Была у одной бабы дочка. Да не одна — три дочки. Старшую звали Одноглазка, среднюю — Двуглазка, а младшую — Трёхглазка. Только это не имена были, а клички. Потому что мать ихняя, вдова Палашка, дочерей не по имени звала, а по количеству глаз, которые у них, по её мнению, были лишними.

— Ты, Одноглазка, гляди в оба, хоть один и кривой! — орала она.
— Ты, Двуглазка, не моргай, работы невпроворот!
— А ты, Трёхглазка, третьим глазом спи, не до сглаза нам!

Хаврошечка — так звали младшую — была сиротой при живых сёстрах. Её мать не родила, а подобрала. В капусте нашла, в мокрой, гнилой, на огороде, где собаки бродячие гадили. Подобрала, потому что руки в доме нужны были. А душа — не нужна.

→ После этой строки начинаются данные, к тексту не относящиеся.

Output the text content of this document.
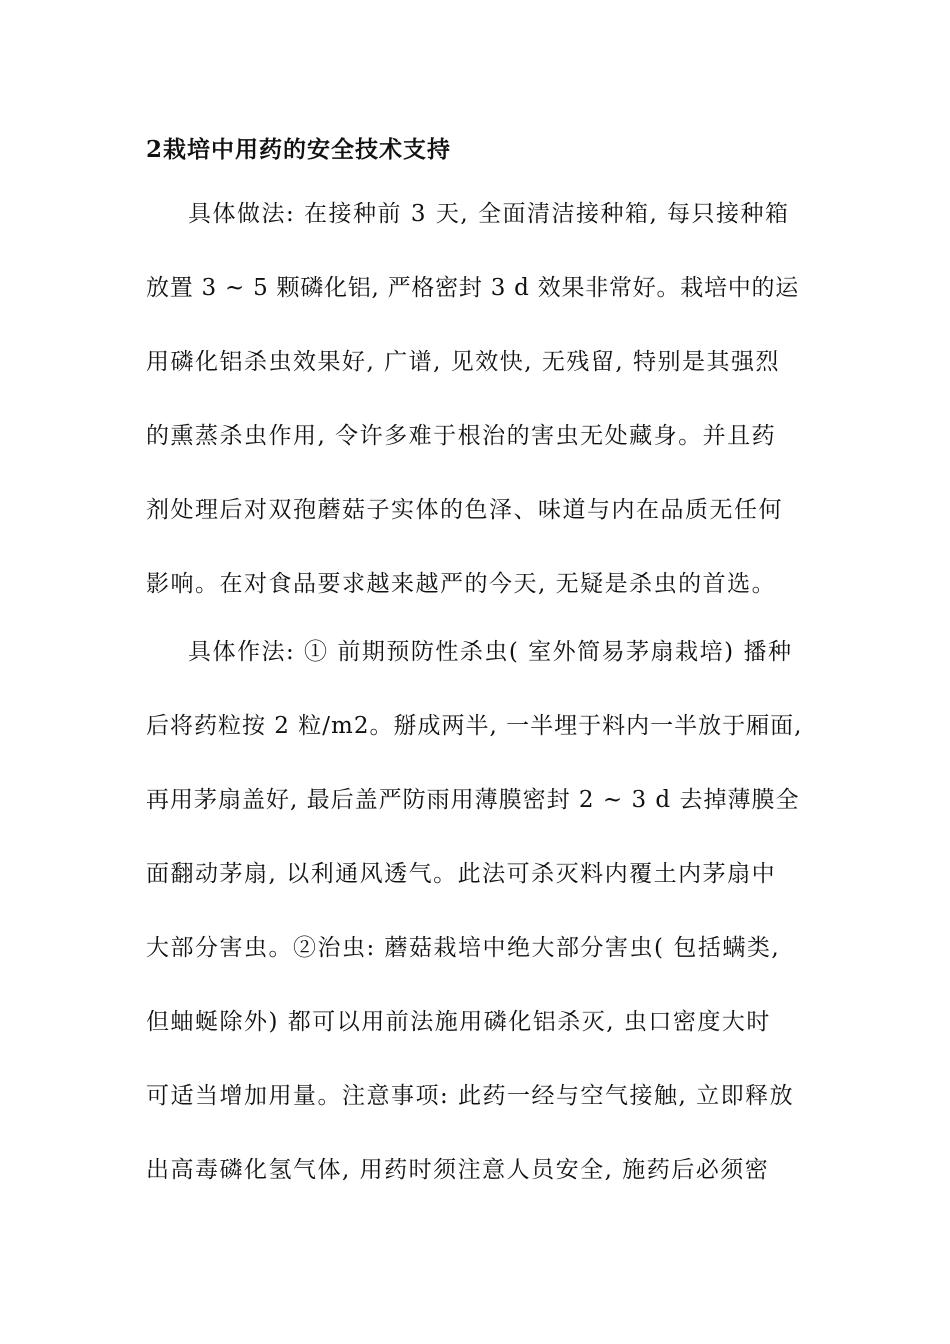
2栽培中用药的安全技术支持
具体做法: 在接种前 3 天, 全面清洁接种箱, 每只接种箱
放置 3 ~ 5 颗磷化铝, 严格密封 3 d 效果非常好。栽培中的运
用磷化铝杀虫效果好, 广谱, 见效快, 无残留, 特别是其强烈
的熏蒸杀虫作用, 令许多难于根治的害虫无处藏身。并且药
剂处理后对双孢蘑菇子实体的色泽、味道与内在品质无任何
影响。在对食品要求越来越严的今天, 无疑是杀虫的首选。
具体作法: ① 前期预防性杀虫( 室外简易茅扇栽培) 播种
后将药粒按 2 粒/m2。掰成两半, 一半埋于料内一半放于厢面,
再用茅扇盖好, 最后盖严防雨用薄膜密封 2 ~ 3 d 去掉薄膜全
面翻动茅扇, 以利通风透气。此法可杀灭料内覆土内茅扇中
大部分害虫。②治虫: 蘑菇栽培中绝大部分害虫( 包括螨类,
但蚰蜒除外) 都可以用前法施用磷化铝杀灭, 虫口密度大时
可适当增加用量。注意事项: 此药一经与空气接触, 立即释放
出高毒磷化氢气体, 用药时须注意人员安全, 施药后必须密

Жили они в деревне, которую даже на карте не было. Дороги туда не вели, только тропа, да и та каждый год другой становилась, будто земля под ней дышала и переворачивалась.

Спала Хаврошечка в сенях, на тряпье. Ела то, что сёстры под стол бросят. Работала с утра до ночи: и печь топи, и корову дои, и свиньям месиво вари, и полы скреби, и за детьми соседскими гляди, и за старухой парализованной на том конце улицы приглядывай.

И никто её не жалел.
Потому что жалость в той деревне была как соль — кончилась ещё при царе Горохе.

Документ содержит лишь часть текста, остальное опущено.